But in one Maryland school, teachers report that the social and academic work they have done before and since Election Day has helped their school navigate the weeks after the election and hold productive conversations about the results.

Education Week spoke to staff at North East High School in Maryland about what’s happened at their school since Nov. 8. Education Week had visited North East High School earlier this year to do a piece for PBS NewsHour about how schools were teaching about Election 2016 in the run-up to the election. In that video story, we found social studies teacher Bruce Fox teaching a lesson in sorting out “scandals, lies, and incivility” in the presidential election.

Education Week checked back with Fox in the weeks after the election. He said that he has focused on encouraging his students to examine the multiple perspectives voters might have had. “As teachers, I think it’s part of our job to help them pop that bubble they might be living in,” Fox said.

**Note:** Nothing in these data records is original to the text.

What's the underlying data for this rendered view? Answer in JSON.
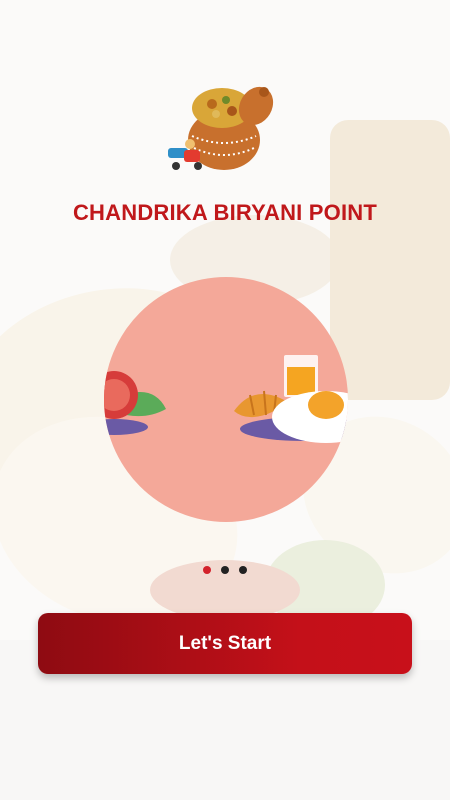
{
  "brand": {
    "title": "CHANDRIKA BIRYANI POINT"
  },
  "carousel": {
    "total_pages": 3,
    "active_page": 1
  },
  "cta": {
    "label": "Let's Start"
  },
  "colors": {
    "brand_red": "#c0181b",
    "dot_active": "#d3212b",
    "circle_bg": "#f4a899"
  },
  "icons": [
    "biryani-pot-logo-icon",
    "delivery-scooter-icon",
    "tomato-salad-icon",
    "breakfast-plate-icon",
    "orange-juice-icon",
    "croissant-icon",
    "fried-egg-icon"
  ]
}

Video: North East High School teacher Bruce Fox talks about teachers’ roles in helping students understand the 2016 election.

Sharon Thomas, an English/language Arts teacher at North East, brought in print copies of the speeches each candidate gave after the election.

Thomas said that there was some tension between student supporters of the different candidates as the lesson began, but that students calmed down as they began to work on an analytical activity rooted in the text of the speeches.

Video: North East High School teacher Sharon Thomas discusses a lesson on Hillary Clinton’s concession speech and Donald Trump’s victory speech that she taught the day after the 2016 election.

David Foye, the school’s principal, said that teachers who addressed the election head on and encouraged students to back up opinions with facts are helping students process the events as they unfurl.

Video: North East High School principal David Foye discusses how the school approached the election.

Proponents of civics education have long argued that schools need to prioritize teaching young people about the workings of government and their civic duties. The Civics Education Initiative, a project of the Joe Foss Institute in Arizona, is aiming to require all students to take a test on U.S. government in order to graduate, while the state of Illinois recently began requiring a civics course for high schoolers. Secretary of Education John King recently spoke about the civic mission of schools.

The election catalyzed many teachers to search for productive ways to help students understand a political landscape full of polarizing rhetoric and events, as my colleague Madeline Will reported earlier this year. For more on teaching during the days after the presidential election, check out this story from the Teaching Now blog.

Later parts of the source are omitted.